One important thing I must learn to do is to trust myself and move on once I painted an area. But I also realized that trusting myself must be earned – I cannot simply convince my subconscious to “trust”. If I am sufficiently thorough in my method of painting, trusting will happen, but if I’m not, I will not “trust”.

It is very easy, early in the morning, being tired, to be tempted to mix a paint that is “just close” and say to myself: “I will adjust it later”.
It takes a lot of discipline to slow down, consider the place of a particular area in the painting in relation to the global values and global color scheme.
It is much easier to try to mimic that particular color that you see in that particular instance and move on. But great paintings have that analysis completed before the painter starts painting. This way, every part makes sense as part of a whole color/value scheme and is not just copied.

I think a lot of modern works are more “copied” than arranged around a value/color scheme. They look more photographic, but less harmonic.

I’m afraid that if I will attempt that level of discipline I will go mad, maybe even not be able to retain the complexity, yet I think this is what I need to attempt to do. I know that over time, something that at first appears difficult becomes automatized. It’s just a matter of pushing yourself through the initial difficulty. The effort is worth it because it will make my paintings better in the long run.

During the first week of painting I felt unusual lack of control over the behavior of the paints.

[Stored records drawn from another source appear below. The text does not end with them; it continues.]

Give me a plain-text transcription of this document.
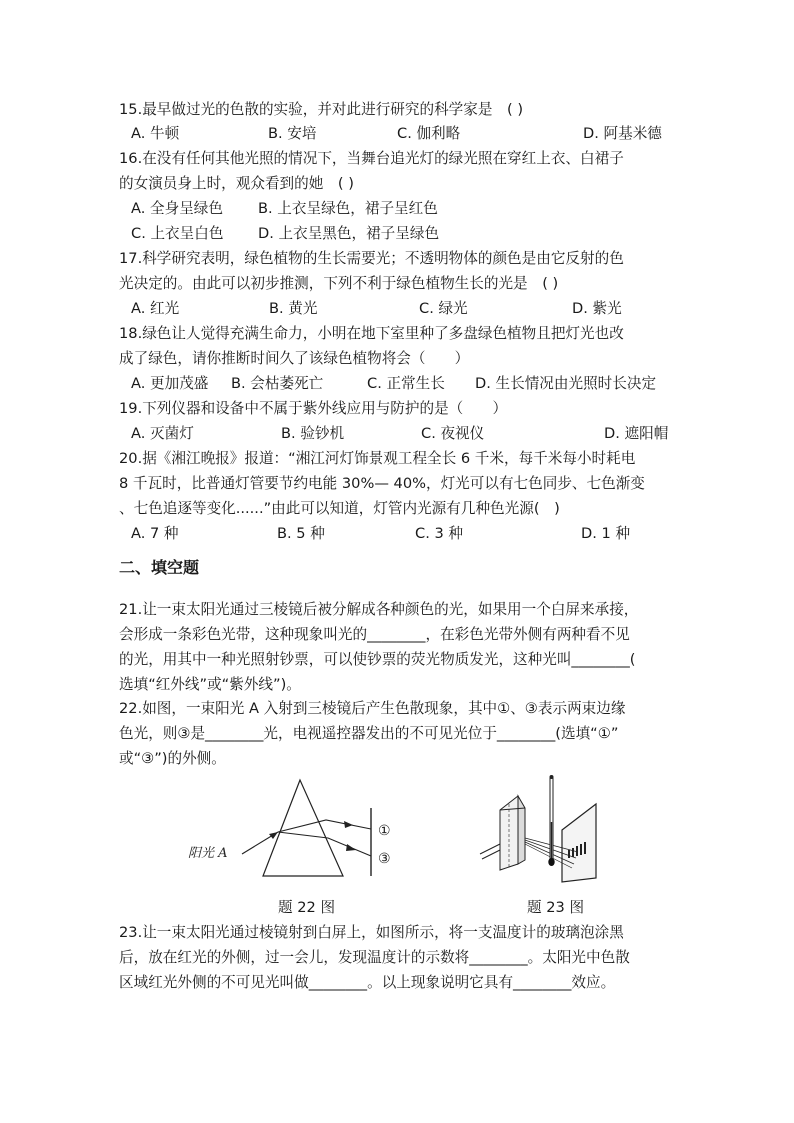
15.最早做过光的色散的实验，并对此进行研究的科学家是　( )
A. 牛顿	B. 安培	C. 伽利略	D. 阿基米德
16.在没有任何其他光照的情况下，当舞台追光灯的绿光照在穿红上衣、白裙子
的女演员身上时，观众看到的她　( )
A. 全身呈绿色 B. 上衣呈绿色，裙子呈红色
C. 上衣呈白色 D. 上衣呈黑色，裙子呈绿色
17.科学研究表明，绿色植物的生长需要光；不透明物体的颜色是由它反射的色
光决定的。由此可以初步推测，下列不利于绿色植物生长的光是　( )
A. 红光	B. 黄光	C. 绿光	D. 紫光
18.绿色让人觉得充满生命力，小明在地下室里种了多盘绿色植物且把灯光也改
成了绿色，请你推断时间久了该绿色植物将会（　　）
A. 更加茂盛 B. 会枯萎死亡	C. 正常生长 D. 生长情况由光照时长决定
19.下列仪器和设备中不属于紫外线应用与防护的是（　　）
A. 灭菌灯	B. 验钞机	C. 夜视仪	D. 遮阳帽
20.据《湘江晚报》报道：“湘江河灯饰景观工程全长 6 千米，每千米每小时耗电
8 千瓦时，比普通灯管要节约电能 30%— 40%，灯光可以有七色同步、七色渐变
、七色追逐等变化......”由此可以知道，灯管内光源有几种色光源(　)
A. 7 种	B. 5 种	C. 3 种	D. 1 种
二、填空题
21.让一束太阳光通过三棱镜后被分解成各种颜色的光，如果用一个白屏来承接，
会形成一条彩色光带，这种现象叫光的________，在彩色光带外侧有两种看不见
的光，用其中一种光照射钞票，可以使钞票的荧光物质发光，这种光叫________(
选填“红外线”或“紫外线”)。
22.如图，一束阳光 A 入射到三棱镜后产生色散现象，其中①、③表示两束边缘
色光，则③是________光，电视遥控器发出的不可见光位于________(选填“①”
或“③”)的外侧。
阳光 A
①
③
题 22 图	题 23 图
23.让一束太阳光通过棱镜射到白屏上，如图所示，将一支温度计的玻璃泡涂黑
后，放在红光的外侧，过一会儿，发现温度计的示数将________。太阳光中色散
区域红光外侧的不可见光叫做________。以上现象说明它具有________效应。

It took me a week to realize that the problem was that I was using only one brush to paint and constantly cleaning it with mineral spirit, which made the paint very runny.
Oy! Everything I tried to apply would instantly get mixed with everything else and it was impossible to assert the power of a new brush stroke.
I was also reminded again how quickly a painting can fall apart when you use the existing paint on the canvas and move it around instead of adding new paint. Oy.
Then I also realized that with a palette that is too light, it is near impossible to distinguish the hues of dark colors. They all look the same – simply dark.
My thoughts dangle between “YES!! I got it! I can succeed!” to “I will never be good at painting. It’s not my thing!”.
My painting schizophrenia ends when I remind myself that I have the right motivation, that I love what I want to create, that I have already accomplished some good paintings and therefore, just to shut the hell up and keep practicing. It usually works after I use some harsh language. 🙂

Getting sleep also helps with mental stability and calmness and an overall positive approach.
On that note, I will do just that… go get some sleep.

Have a good week and glad to have you as a reader on my blog.